One of the strongest predictors for RAS+ in our study was eGFR decline. AMI RAS+ patients had significantly lower eGFR, which is linked to more extensive and severe CAD40 and correlated with higher MACE after an AMI.41 A decline in eGFR could be due to RAS (chronic ischemic nephropathy) and/or coexistence of multiple risk factors. Moreover, CRUSADE score was significantly higher in the RAS+ subgroup, leading to future greater MACE risk.42

We are the first suggesting the importance of bioimpedance with respect to RAS coexistence in AMI. Previous studies (in AMI) derived hydration status from blood and urine osmolality, not taking into account RAS as modulator.17, 43, 44, 45 Using a more objective46 and reproducible47 measurement we revealed that (1) all patients with AMI were relatively dehydrated, dehydration being possibly an unrecognized risk factor for AMI17, 44; (2) RAS+ patients were significantly more dehydrated than the RAS− population. This information appears counterintuitive, considering that RAS activates the renin–angiotensin–aldosterone system, thus promoting water retention. However, severe dehydration in AMI could be a distinct and multiorigin risk factor that cannot be compensated by the renin system hyperactivity. Since BCM parameters are easily acquired at the patient's bedside by nonspecialized medical personnel, this investigation could be performed routinely in AMI and should be included in a screening protocol. More studies using bioimpedance are necessary to understand the role of hydration status in AMI.

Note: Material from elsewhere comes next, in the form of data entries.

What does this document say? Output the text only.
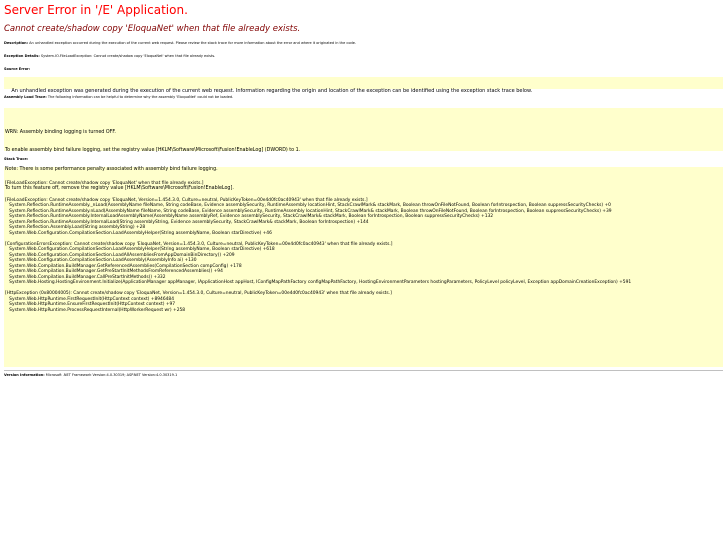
Server Error in '/E' Application.
Cannot create/shadow copy 'EloquaNet' when that file already exists.
Description: An unhandled exception occurred during the execution of the current web request. Please review the stack trace for more information about the error and where it originated in the code.
Exception Details: System.IO.FileLoadException: Cannot create/shadow copy 'EloquaNet' when that file already exists.
Source Error:

An unhandled exception was generated during the execution of the current web request. Information regarding the origin and location of the exception can be identified using the exception stack trace below.

Assembly Load Trace: The following information can be helpful to determine why the assembly 'EloquaNet' could not be loaded.

WRN: Assembly binding logging is turned OFF.

To enable assembly bind failure logging, set the registry value [HKLM\Software\Microsoft\Fusion!EnableLog] (DWORD) to 1.

Note: There is some performance penalty associated with assembly bind failure logging.

To turn this feature off, remove the registry value [HKLM\Software\Microsoft\Fusion!EnableLog].

Stack Trace:
[FileLoadException: Cannot create/shadow copy 'EloquaNet' when that file already exists.]

[FileLoadException: Cannot create/shadow copy 'EloquaNet, Version=1.454.3.0, Culture=neutral, PublicKeyToken=00e4d0fc0ac40943' when that file already exists.]
System.Reflection.RuntimeAssembly._nLoad(AssemblyName fileName, String codeBase, Evidence assemblySecurity, RuntimeAssembly locationHint, StackCrawlMark& stackMark, Boolean throwOnFileNotFound, Boolean forIntrospection, Boolean suppressSecurityChecks) +0
System.Reflection.RuntimeAssembly.nLoad(AssemblyName fileName, String codeBase, Evidence assemblySecurity, RuntimeAssembly locationHint, StackCrawlMark& stackMark, Boolean throwOnFileNotFound, Boolean forIntrospection, Boolean suppressSecurityChecks) +39
System.Reflection.RuntimeAssembly.InternalLoadAssemblyName(AssemblyName assemblyRef, Evidence assemblySecurity, StackCrawlMark& stackMark, Boolean forIntrospection, Boolean suppressSecurityChecks) +132
System.Reflection.RuntimeAssembly.InternalLoad(String assemblyString, Evidence assemblySecurity, StackCrawlMark& stackMark, Boolean forIntrospection) +144
System.Reflection.Assembly.Load(String assemblyString) +28
System.Web.Configuration.CompilationSection.LoadAssemblyHelper(String assemblyName, Boolean starDirective) +46

[ConfigurationErrorsException: Cannot create/shadow copy 'EloquaNet, Version=1.454.3.0, Culture=neutral, PublicKeyToken=00e4d0fc0ac40943' when that file already exists.]
System.Web.Configuration.CompilationSection.LoadAssemblyHelper(String assemblyName, Boolean starDirective) +618
System.Web.Configuration.CompilationSection.LoadAllAssembliesFromAppDomainBinDirectory() +209
System.Web.Configuration.CompilationSection.LoadAssembly(AssemblyInfo ai) +130
System.Web.Compilation.BuildManager.GetReferencedAssemblies(CompilationSection compConfig) +178
System.Web.Compilation.BuildManager.GetPreStartInitMethodsFromReferencedAssemblies() +94
System.Web.Compilation.BuildManager.CallPreStartInitMethods() +332
System.Web.Hosting.HostingEnvironment.Initialize(ApplicationManager appManager, IApplicationHost appHost, IConfigMapPathFactory configMapPathFactory, HostingEnvironmentParameters hostingParameters, PolicyLevel policyLevel, Exception appDomainCreationException) +591

[HttpException (0x80004005): Cannot create/shadow copy 'EloquaNet, Version=1.454.3.0, Culture=neutral, PublicKeyToken=00e4d0fc0ac40943' when that file already exists.]
System.Web.HttpRuntime.FirstRequestInit(HttpContext context) +8946484
System.Web.HttpRuntime.EnsureFirstRequestInit(HttpContext context) +97
System.Web.HttpRuntime.ProcessRequestInternal(HttpWorkerRequest wr) +258
Version Information: Microsoft .NET Framework Version:4.0.30319; ASP.NET Version:4.0.30319.1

Previous data has raised the concern of elaborating a predictive model for RAS, in chronic CAD.6, 48 Considering that RA is a simple and harmless technique for RAS diagnosis, we recommend it as screening (at the same time as pPCI), when dealing with particular subsets of AMI patients (previous PCI, multivascular coronary artery disease, lower eGFR, and dehydrated). Our multivariate model has good specificity and low sensitivity. The advantages of a screening protocol could be the following: better prediction of further MACE risk,33 reducing cardiovascular risk, optimal adjustment of antiplatelet, anticoagulant, and angiotensin‐converting enzyme inhibitors treatment,49 better control of hypertension,50 and limitation of progression to end‐stage renal disease.36

Limitations

Our study was done in a single center and referral bias could be a limiting factor. Data were derived from 181 patients, but a larger group might have given us more precise information. It is not clear whether hydration should be evaluated before or after pPCI. Although our study suggests a screening protocol, more data are required to improve characteristics of the RAS+AMI subgroup. RAS significance cut‐off was set at >50%, but trans‐stenotic gradient was not performed to determine RAS hemodynamic relevance. If we had set the cut‐off value at a different limit, relevance of variables included in analysis could have been different.

Conclusions

We recorded RA, PWV, and bioimpedance‐derived parameters in consecutive AMI patients referred for pPCI. We observed several correlations between RAS+ and clinical/paraclinical variables. A prediction model was elaborated in order to perform RA concomitantly with pPCI. RAS+ AMI patients have a particular hydration, metabolic, and endothelial profile that could generate further MACE. Hence, RA in AMI should be considered in specific subsets of patients.

Disclosures

Adrian Covic is a member of the Advisory Boards Fresenius NephroCare. All other authors have no conflicts of interest to declare.